Não gosto de ser ingrato, coisa que nós torcedores sabemos
fazer tão bem. Mas ao longo desse ano, a mesma diretoria que soube segurar e
contratar jogadores competentes ou craques da estatura de Neymar, fez péssimos
negócios, desprestigiou um técnico indiscutivelmente vencedor − mas que já não
estava a fim de muita coisa, reconheçamos − perderam jogadores competentes,
grana e títulos. Confiando na mística de que o glorioso alvinegro praiano já
contava com pelo menos três gerações de meninos da Vila, a chamada Vila Famosa,
digo a Vila mais famosa do mundo,
marcaram, para lucrar alguma coisa, um amistoso entre um time feito de
improviso, com garotos ainda inexperientes, contra o time mais respeitado e
temido da Terra, time este reforçado com um craque da estatura de Neymar, motivado
e feliz pela sua estreia.
Dessa vez, livres da ilusão coletiva que nos acometeu em
2011, nenhum torcedor do Santos era capaz de acreditar em uma vitória, em um
empate sem gols que fosse. Os mais otimistas, como eu, imaginavam que haveria
um jogo de compadres, cujo resultado ficasse em torno de 3 gols de diferença, e
isso contando com a nobreza do adversário. Os mais pessimistas pensavam em
cinco, seis gols. Levamos oito sem ver a cor da bola.

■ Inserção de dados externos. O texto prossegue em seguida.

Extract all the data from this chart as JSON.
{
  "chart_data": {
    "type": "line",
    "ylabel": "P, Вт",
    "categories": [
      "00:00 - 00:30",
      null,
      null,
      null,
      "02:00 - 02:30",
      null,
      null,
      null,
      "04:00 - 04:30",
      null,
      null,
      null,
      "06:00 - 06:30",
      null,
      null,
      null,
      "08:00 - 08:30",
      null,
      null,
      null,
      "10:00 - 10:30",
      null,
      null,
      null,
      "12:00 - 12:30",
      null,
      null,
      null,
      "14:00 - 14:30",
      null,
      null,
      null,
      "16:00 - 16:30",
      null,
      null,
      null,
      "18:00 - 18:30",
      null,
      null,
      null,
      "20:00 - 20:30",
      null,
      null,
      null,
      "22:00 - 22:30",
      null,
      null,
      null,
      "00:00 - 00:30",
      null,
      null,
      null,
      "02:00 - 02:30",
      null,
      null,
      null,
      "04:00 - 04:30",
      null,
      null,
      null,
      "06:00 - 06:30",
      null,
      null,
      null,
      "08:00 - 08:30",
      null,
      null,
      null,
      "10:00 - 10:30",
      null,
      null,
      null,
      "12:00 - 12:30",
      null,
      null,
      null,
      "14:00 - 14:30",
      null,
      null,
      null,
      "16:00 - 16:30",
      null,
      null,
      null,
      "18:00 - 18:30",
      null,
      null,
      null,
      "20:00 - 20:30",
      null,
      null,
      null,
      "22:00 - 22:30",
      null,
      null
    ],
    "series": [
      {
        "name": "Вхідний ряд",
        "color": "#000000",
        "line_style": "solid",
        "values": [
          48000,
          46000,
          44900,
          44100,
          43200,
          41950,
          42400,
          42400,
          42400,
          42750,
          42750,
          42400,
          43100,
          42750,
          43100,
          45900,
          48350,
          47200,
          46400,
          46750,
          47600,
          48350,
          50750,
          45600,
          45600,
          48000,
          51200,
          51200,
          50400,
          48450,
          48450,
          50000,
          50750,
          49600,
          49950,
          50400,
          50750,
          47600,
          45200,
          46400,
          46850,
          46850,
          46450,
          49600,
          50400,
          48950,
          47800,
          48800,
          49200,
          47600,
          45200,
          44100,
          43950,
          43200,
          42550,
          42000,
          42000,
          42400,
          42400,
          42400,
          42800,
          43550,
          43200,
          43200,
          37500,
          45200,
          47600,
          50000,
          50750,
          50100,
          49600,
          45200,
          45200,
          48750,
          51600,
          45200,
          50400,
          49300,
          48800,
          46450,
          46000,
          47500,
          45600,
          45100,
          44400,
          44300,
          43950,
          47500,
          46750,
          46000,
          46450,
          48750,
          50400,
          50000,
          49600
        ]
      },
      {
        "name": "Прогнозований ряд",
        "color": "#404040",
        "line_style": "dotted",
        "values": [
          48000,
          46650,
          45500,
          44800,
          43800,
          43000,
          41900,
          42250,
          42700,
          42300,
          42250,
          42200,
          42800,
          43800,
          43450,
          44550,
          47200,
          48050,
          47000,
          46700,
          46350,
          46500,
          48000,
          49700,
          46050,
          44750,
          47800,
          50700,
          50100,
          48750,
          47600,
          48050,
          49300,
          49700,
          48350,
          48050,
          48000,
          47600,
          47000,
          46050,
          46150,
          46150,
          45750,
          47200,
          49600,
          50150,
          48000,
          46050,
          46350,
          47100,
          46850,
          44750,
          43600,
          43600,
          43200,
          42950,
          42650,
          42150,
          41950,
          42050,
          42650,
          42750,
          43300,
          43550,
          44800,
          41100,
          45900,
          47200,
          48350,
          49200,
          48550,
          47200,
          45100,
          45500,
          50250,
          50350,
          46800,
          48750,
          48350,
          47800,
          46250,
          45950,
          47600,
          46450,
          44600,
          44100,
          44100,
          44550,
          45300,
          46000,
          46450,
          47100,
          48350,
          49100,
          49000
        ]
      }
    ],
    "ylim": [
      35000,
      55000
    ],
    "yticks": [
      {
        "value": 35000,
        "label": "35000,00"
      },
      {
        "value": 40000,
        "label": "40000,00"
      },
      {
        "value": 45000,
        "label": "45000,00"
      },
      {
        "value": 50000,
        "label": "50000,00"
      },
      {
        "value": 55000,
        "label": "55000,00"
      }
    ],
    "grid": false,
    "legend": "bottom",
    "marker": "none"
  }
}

Não sou um estudioso do futebol, entendo pouco ou nada de
tática, gosto de ver jogadas bonitas, sei diferenciar um volante de um zagueiro
e torço de coração pelo Santos e pelo Brasil, em primeiro lugar, mas raramente
assisto a alguma disputa, de qualquer esporte que seja, sem tomar partido. Até eu,
torcedor leigo que sou, sabia que um jogo entre o time que mais acumulou
títulos nos últimos anos e outro cuja maior parte dos jogadores e a comissão
técnica sequer goza de experiência regional − técnico e boa parte dos jogadores
ainda não disputou partidas contra Corinthians e Palmeiras, por exemplo − não poderia
dar em coisa boa para nós. Quanto dinheiro poderia pagar a humilhação, o
vexame, as piadas feitas até pela seleção do Taiti, que sequer é formada por
profissionais?
Laor e demais dirigentes do Santos, continuo grato pelas
vitórias do passado recente. Mas gostaria de crer que absurdos como estes não
se repetirão mais. Gostaria de crer que vocês não confirmarão a tradição
histórica de que o tempo de validade dos cartolas brasileiros é extremamente
curto, que o competente de hoje é o burro de amanhã, que o moderado e honesto
de agora será guloso e corrupto depois. Não endossaria a opinião de que esta equipe
deve sair imediatamente da diretoria do Santos, mesmo porque minha opinião de
distante torcedor não vale pra muita coisa, mas tenho duvido que o coração de
vocês esteja sangrando mais que o meu.